Granulosa cell tumors can produce the hormones AMH (anti-Müllerian hormone), inhibin, and testosterone, making bloodwork an important diagnostic tool.

“So given that we know that a GCT can cause these abnormal behaviors that owners are complaining about and that they produce these hormones that we can readily assay, we designed the study to determine the incidence of abnormal behaviors in mares and their association with increased concentrations of these reproductive hormones,” Huggins explained.

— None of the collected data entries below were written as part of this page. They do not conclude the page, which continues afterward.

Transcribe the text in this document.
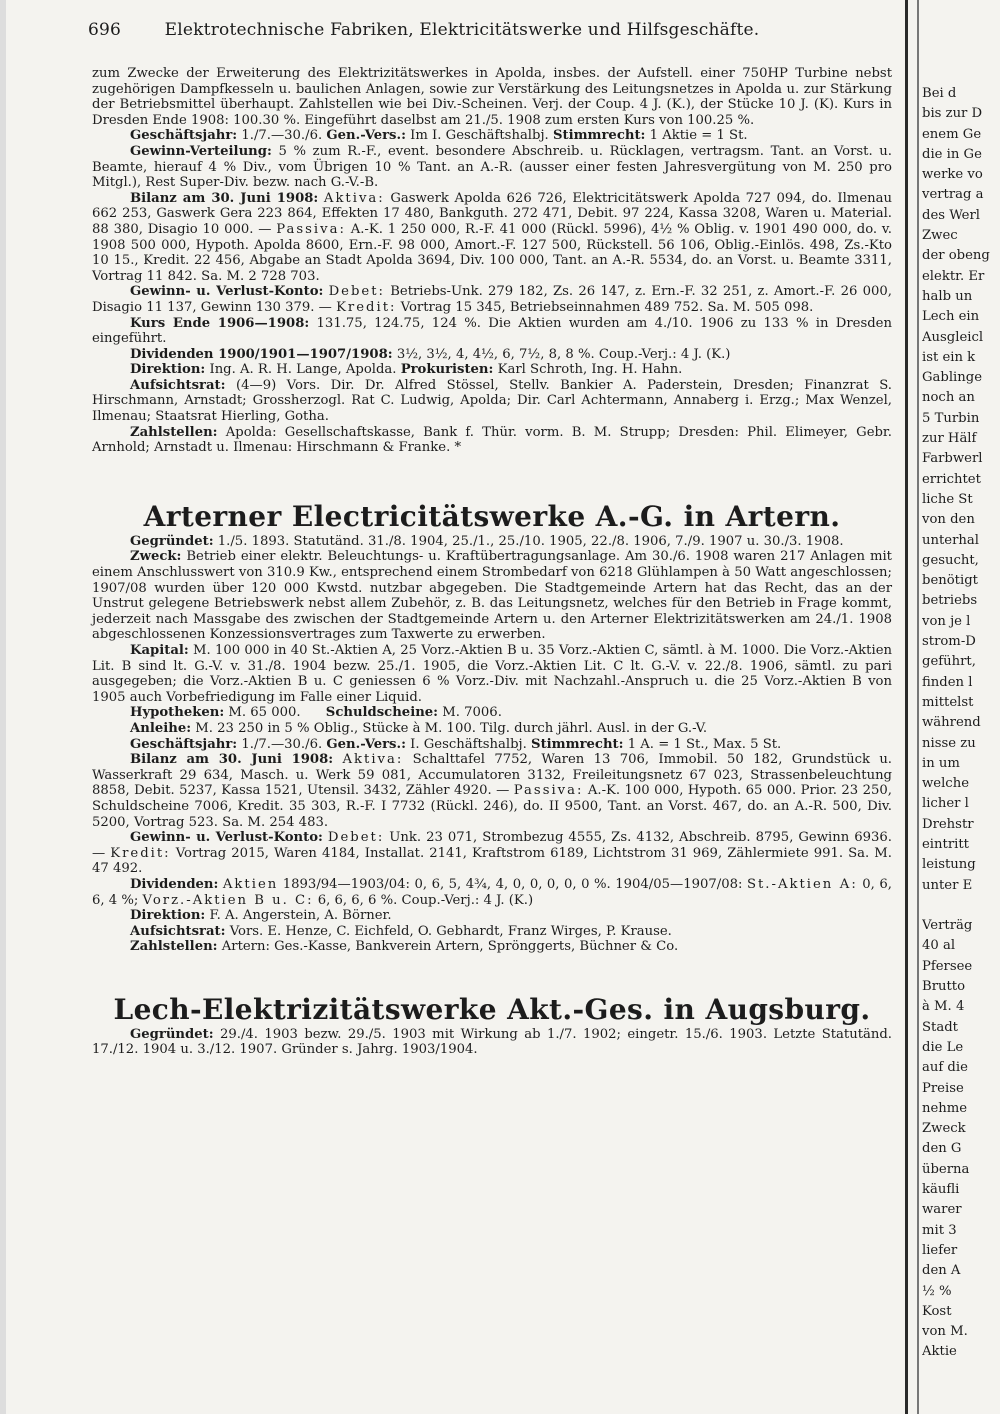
696	Elektrotechnische Fabriken, Elektricitätswerke und Hilfsgeschäfte.

zum Zwecke der Erweiterung des Elektrizitätswerkes in Apolda, insbes. der Aufstell. einer 750HP Turbine nebst zugehörigen Dampfkesseln u. baulichen Anlagen, sowie zur Verstärkung des Leitungsnetzes in Apolda u. zur Stärkung der Betriebsmittel überhaupt. Zahlstellen wie bei Div.-Scheinen. Verj. der Coup. 4 J. (K.), der Stücke 10 J. (K). Kurs in Dresden Ende 1908: 100.30 %. Eingeführt daselbst am 21./5. 1908 zum ersten Kurs von 100.25 %.

Geschäftsjahr: 1./7.—30./6. Gen.-Vers.: Im I. Geschäftshalbj. Stimmrecht: 1 Aktie = 1 St.

Gewinn-Verteilung: 5 % zum R.-F., event. besondere Abschreib. u. Rücklagen, vertragsm. Tant. an Vorst. u. Beamte, hierauf 4 % Div., vom Übrigen 10 % Tant. an A.-R. (ausser einer festen Jahresvergütung von M. 250 pro Mitgl.), Rest Super-Div. bezw. nach G.-V.-B.

Bilanz am 30. Juni 1908: Aktiva: Gaswerk Apolda 626 726, Elektricitätswerk Apolda 727 094, do. Ilmenau 662 253, Gaswerk Gera 223 864, Effekten 17 480, Bankguth. 272 471, Debit. 97 224, Kassa 3208, Waren u. Material. 88 380, Disagio 10 000. — Passiva: A.-K. 1 250 000, R.-F. 41 000 (Rückl. 5996), 4½ % Oblig. v. 1901 490 000, do. v. 1908 500 000, Hypoth. Apolda 8600, Ern.-F. 98 000, Amort.-F. 127 500, Rückstell. 56 106, Oblig.-Einlös. 498, Zs.-Kto 10 15., Kredit. 22 456, Abgabe an Stadt Apolda 3694, Div. 100 000, Tant. an A.-R. 5534, do. an Vorst. u. Beamte 3311, Vortrag 11 842. Sa. M. 2 728 703.

Gewinn- u. Verlust-Konto: Debet: Betriebs-Unk. 279 182, Zs. 26 147, z. Ern.-F. 32 251, z. Amort.-F. 26 000, Disagio 11 137, Gewinn 130 379. — Kredit: Vortrag 15 345, Betriebseinnahmen 489 752. Sa. M. 505 098.

Kurs Ende 1906—1908: 131.75, 124.75, 124 %. Die Aktien wurden am 4./10. 1906 zu 133 % in Dresden eingeführt.

Dividenden 1900/1901—1907/1908: 3½, 3½, 4, 4½, 6, 7½, 8, 8 %. Coup.-Verj.: 4 J. (K.)

Direktion: Ing. A. R. H. Lange, Apolda. Prokuristen: Karl Schroth, Ing. H. Hahn.

Aufsichtsrat: (4—9) Vors. Dir. Dr. Alfred Stössel, Stellv. Bankier A. Paderstein, Dresden; Finanzrat S. Hirschmann, Arnstadt; Grossherzogl. Rat C. Ludwig, Apolda; Dir. Carl Achtermann, Annaberg i. Erzg.; Max Wenzel, Ilmenau; Staatsrat Hierling, Gotha.

Zahlstellen: Apolda: Gesellschaftskasse, Bank f. Thür. vorm. B. M. Strupp; Dresden: Phil. Elimeyer, Gebr. Arnhold; Arnstadt u. Ilmenau: Hirschmann & Franke. *

Arterner Electricitätswerke A.-G. in Artern.

Gegründet: 1./5. 1893. Statutänd. 31./8. 1904, 25./1., 25./10. 1905, 22./8. 1906, 7./9. 1907 u. 30./3. 1908.

Zweck: Betrieb einer elektr. Beleuchtungs- u. Kraftübertragungsanlage. Am 30./6. 1908 waren 217 Anlagen mit einem Anschlusswert von 310.9 Kw., entsprechend einem Strombedarf von 6218 Glühlampen à 50 Watt angeschlossen; 1907/08 wurden über 120 000 Kwstd. nutzbar abgegeben. Die Stadtgemeinde Artern hat das Recht, das an der Unstrut gelegene Betriebswerk nebst allem Zubehör, z. B. das Leitungsnetz, welches für den Betrieb in Frage kommt, jederzeit nach Massgabe des zwischen der Stadtgemeinde Artern u. den Arterner Elektrizitätswerken am 24./1. 1908 abgeschlossenen Konzessionsvertrages zum Taxwerte zu erwerben.

Kapital: M. 100 000 in 40 St.-Aktien A, 25 Vorz.-Aktien B u. 35 Vorz.-Aktien C, sämtl. à M. 1000. Die Vorz.-Aktien Lit. B sind lt. G.-V. v. 31./8. 1904 bezw. 25./1. 1905, die Vorz.-Aktien Lit. C lt. G.-V. v. 22./8. 1906, sämtl. zu pari ausgegeben; die Vorz.-Aktien B u. C geniessen 6 % Vorz.-Div. mit Nachzahl.-Anspruch u. die 25 Vorz.-Aktien B von 1905 auch Vorbefriedigung im Falle einer Liquid.

Hypotheken: M. 65 000. Schuldscheine: M. 7006.

Anleihe: M. 23 250 in 5 % Oblig., Stücke à M. 100. Tilg. durch jährl. Ausl. in der G.-V.

Geschäftsjahr: 1./7.—30./6. Gen.-Vers.: I. Geschäftshalbj. Stimmrecht: 1 A. = 1 St., Max. 5 St.

Bilanz am 30. Juni 1908: Aktiva: Schalttafel 7752, Waren 13 706, Immobil. 50 182, Grundstück u. Wasserkraft 29 634, Masch. u. Werk 59 081, Accumulatoren 3132, Freileitungsnetz 67 023, Strassenbeleuchtung 8858, Debit. 5237, Kassa 1521, Utensil. 3432, Zähler 4920. — Passiva: A.-K. 100 000, Hypoth. 65 000. Prior. 23 250, Schuldscheine 7006, Kredit. 35 303, R.-F. I 7732 (Rückl. 246), do. II 9500, Tant. an Vorst. 467, do. an A.-R. 500, Div. 5200, Vortrag 523. Sa. M. 254 483.

Gewinn- u. Verlust-Konto: Debet: Unk. 23 071, Strombezug 4555, Zs. 4132, Abschreib. 8795, Gewinn 6936. — Kredit: Vortrag 2015, Waren 4184, Installat. 2141, Kraftstrom 6189, Lichtstrom 31 969, Zählermiete 991. Sa. M. 47 492.

Dividenden: Aktien 1893/94—1903/04: 0, 6, 5, 4¾, 4, 0, 0, 0, 0, 0 %. 1904/05—1907/08: St.-Aktien A: 0, 6, 6, 4 %; Vorz.-Aktien B u. C: 6, 6, 6, 6 %. Coup.-Verj.: 4 J. (K.)

Direktion: F. A. Angerstein, A. Börner.

Aufsichtsrat: Vors. E. Henze, C. Eichfeld, O. Gebhardt, Franz Wirges, P. Krause.

Zahlstellen: Artern: Ges.-Kasse, Bankverein Artern, Sprönggerts, Büchner & Co.

Lech-Elektrizitätswerke Akt.-Ges. in Augsburg.

Gegründet: 29./4. 1903 bezw. 29./5. 1903 mit Wirkung ab 1./7. 1902; eingetr. 15./6. 1903. Letzte Statutänd. 17./12. 1904 u. 3./12. 1907. Gründer s. Jahrg. 1903/1904.

Bei d
bis zur D
enem Ge
die in Ge
werke vo
vertrag a
des Werl
Zwec
der obeng
elektr. Er
halb un
Lech ein
Ausgleicl
ist ein k
Gablinge
noch an
5 Turbin
zur Hälf
Farbwerl
errichtet
liche St
von den
unterhal
gesucht,
benötigt
betriebs
von je l
strom-D
geführt,
finden l
mittelst
während
nisse zu
in um
welche
licher l
Drehstr
eintritt
leistung
unter E
Verträg
40 al
Pfersee
Brutto
à M. 4
Stadt
die Le
auf die
Preise
nehme
Zweck
den G
überna
käufli
warer
mit 3
liefer
den A
½ %
Kost
von M.
Aktie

Most of the Time, It’s Not the Hormones

The research team ran GCT panels—which test for AMH, inhibin, and testosterone—on samples from the 2,914 mares with a history of abnormal behavior.

“Overwhelmingly, 86% of these cases did not have a single hormone that was in this GCT-like range,” Huggins said. “Only 14% of these cases did.”

She and her colleagues also didn’t find a link between any given hormone and the behaviors.

Huggins said she personally read “every word” of the histories for all 3,000 samples with abnormal behavior and classified the behavior as stallionlike, aggression, estrus, or a catchall abnormal category.

“For all four hormones, when GCT-like values were present, stallionlike behavior was the most significantly reported abnormal behavior by owners,” Huggins said, calling it their most important finding.

Ultrasound and palpation results indicative of GCT correlated with the hormone levels, she added.